As a native speaker, I strongly suggest you check the translation quality and maybe try different models to see what works best for your language (NLLB or the recent MADLAD-400 are good public MT models). The translation quality is probably the most important factor for successful training.
Thank you for your quick response!
The language I am referring to is Persian (Farsi). Upon examining the results, it appears that the model maps the sentence representations of both Persian and English languages in the same space. I have noticed some grammatical errors, which I initially attributed to the translation data. This leads me to believe that if I train the model exclusively on one language, it may forget about other tasks and languages.
My goal is to maintain the VQA and Instruction Following capabilities in my language. Are you suggesting that I use a mixture of data tasks exclusively in my target language?
Which model did you try? Farsi is only tested in XM3600 unfortunately but there the mT0 model has 0.0 CIDEr but the BLOOMZ model has at least 13.84 so it is possible that the mT0 model has serious problems with Farsi. I checked some other mT0 models (from the ablation experiments) and some did achieve ~25 CIDEr so it seems that mT0 should be in theory okay for Farsi but really unstable in training.
I have noticed some grammatical errors, which I initially attributed to the translation data.
That is possible. I suggest you take a look at my training data (e.g., https://huggingface.co/datasets/Gregor/mblip-train/blob/main/mscoco/coco_train_mt.json, entries where "context" contains "Persian") to check for mistakes.

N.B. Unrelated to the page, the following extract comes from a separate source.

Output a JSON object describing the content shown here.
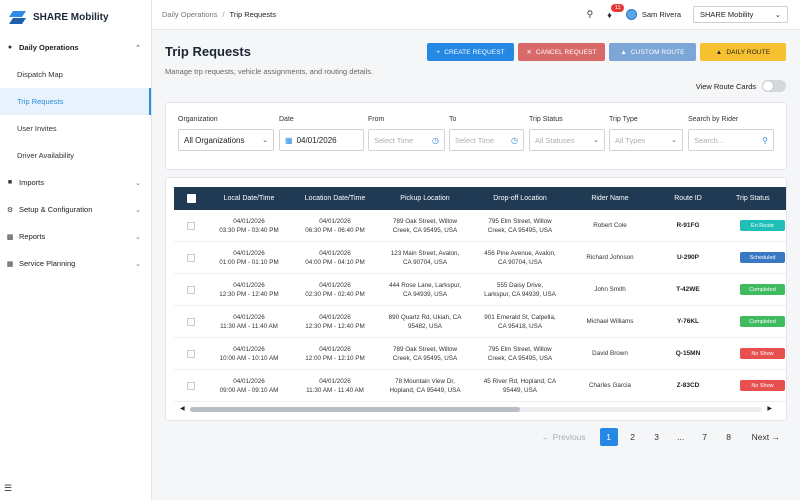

This leads me to believe that if I train the model exclusively on one language, it may forget about other tasks and languages.
That is correct but if you care for Farsi, then forgetting other languages at least is no problem.
My goal is to maintain the VQA and Instruction Following capabilities in my language. Are you suggesting that I use a mixture of data tasks exclusively in my target language?
Yes.
I conducted tests on mT0 using the coco-test dataset and manually examined the results to gain a better understanding of its performance. Thank you very much for your assistance.
You're welcome. When you have some results, feel free to share them and maybe even put your model and data on HuggingFace.
Thank you for your great work! I am interested in fine-tuning the mBLIP model for a low-resource language that currently has unsatisfactory performance in tasks such as image captioning. However, I have concerns about the possibility of the model deteriorating due to catastrophic forgetting. I would appreciate some guidance on:
Are there any specific techniques or strategies that can help mitigate the risk of catastrophic forgetting when fine-tuning the model for a single language? For instance, would it be advisable to fine-tune using a mixture of English and the target language?
Which parts of the model would be best to freeze during the fine-tuning process to ensure optimal results?
Do you have any suggestions regarding the type of data that would be most beneficial for the fine-tuning process?